Many are right to be skeptical of the deal, as past mergers of this type, such as the AOL-Time Warner deal in 2000, have rarely benefited consumers. Even a “Fortune” article voiced criticism of the deal’s effects on consumers and cited a practice called “zero-rating,” which allows the company to charge non-subscribers fees to view licensed content. Essentially, this merger will allow the exploitation of the ways consumers stream content to diminish competition and allow for price fixing.

Sen. Bernie Sanders has posited that rejecting the merger would “preserve our democratic discourse and open competitive markets for speech and commerce.”

As thoughtful and populist as Sanders’ words may sound, they ignore the fact that the candidate he supports has received $260,000 and $464,000 from AT&T and Time Warner, respectively, in 2016. Given these facts, it is hard to believe that Clinton will appoint regulators to the FCC that will oppose the merger.

Furthermore, the Clinton family has a deep history of providing corporate welfare to the telecom industry. President Bill Clinton signed the Telecommunications Act of 1996, which is directly responsible for allowing such mergers to occur. The law’s stated objective was “to provide a pro-competitive, de-regulatory national policy framework ... opening all telecommunications markets to competition.” This is a case study in blatant contradictions in the neoliberal ideology of free market competition.

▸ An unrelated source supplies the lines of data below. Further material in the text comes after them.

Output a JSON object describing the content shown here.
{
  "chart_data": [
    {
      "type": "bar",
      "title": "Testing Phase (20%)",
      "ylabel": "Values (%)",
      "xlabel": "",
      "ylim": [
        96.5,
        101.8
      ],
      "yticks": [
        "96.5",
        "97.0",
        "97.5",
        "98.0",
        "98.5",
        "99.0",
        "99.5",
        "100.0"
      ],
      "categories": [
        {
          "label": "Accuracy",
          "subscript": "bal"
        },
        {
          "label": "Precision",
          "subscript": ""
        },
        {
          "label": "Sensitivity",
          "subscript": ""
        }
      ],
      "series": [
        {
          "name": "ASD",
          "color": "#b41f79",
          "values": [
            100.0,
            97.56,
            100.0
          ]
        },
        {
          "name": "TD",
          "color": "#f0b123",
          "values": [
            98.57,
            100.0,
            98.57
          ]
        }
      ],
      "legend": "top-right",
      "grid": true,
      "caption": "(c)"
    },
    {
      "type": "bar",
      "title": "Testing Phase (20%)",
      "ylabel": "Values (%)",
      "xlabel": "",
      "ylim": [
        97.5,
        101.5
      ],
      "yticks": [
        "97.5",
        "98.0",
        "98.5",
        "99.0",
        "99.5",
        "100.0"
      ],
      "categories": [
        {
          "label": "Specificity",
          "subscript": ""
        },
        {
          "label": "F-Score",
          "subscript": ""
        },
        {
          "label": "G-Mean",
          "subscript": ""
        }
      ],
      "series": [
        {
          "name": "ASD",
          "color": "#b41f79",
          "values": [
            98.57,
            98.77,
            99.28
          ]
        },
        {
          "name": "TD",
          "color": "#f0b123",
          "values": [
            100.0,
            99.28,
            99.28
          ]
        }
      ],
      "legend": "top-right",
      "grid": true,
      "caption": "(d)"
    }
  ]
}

This law not only stifled competition through deregulation but also required the state’s permission to use public airwaves.

A pure free market advocate would say that deregulation of industries is vital for the economy, and that state interference should be prohibited.

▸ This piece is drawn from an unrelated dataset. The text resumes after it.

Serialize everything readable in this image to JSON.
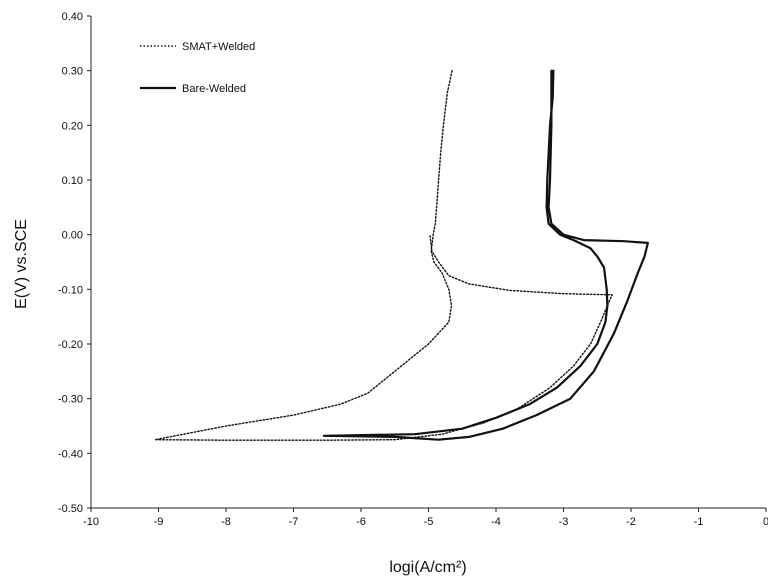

However, deregulation can only be achieved with the state’s consent, as evidenced by this law. This is an inherent contradiction to conventional economic thought. This is not to advocate for any economic system, but to merely point out a glaring hypocrisy in free market rhetoric.

All things considered, what are we then to make of the AT&T-Time Warner deal?

We must identify corruption at work. Mainly, that the regulators who oversee things like the FCC are usually the insiders of the very industries they are supposed to regulate. This is achieved through the magnificently corrupt campaign finance process, which ensures that presidential appointees will not exercise regulatory power.

Lastly, we must recognize that the neoliberal rhetoric sold to us is a total lie.

Deregulation, trickle-down tax cuts and corporate welfare do not help the middle class. In fact, these policies have slowly whittled away at working people’s dignity for years. The AT&T-Time Warner deal is a symptom of the dysfunctional unity of state and corporate power, a corrupt system whose legitimacy must be challenged.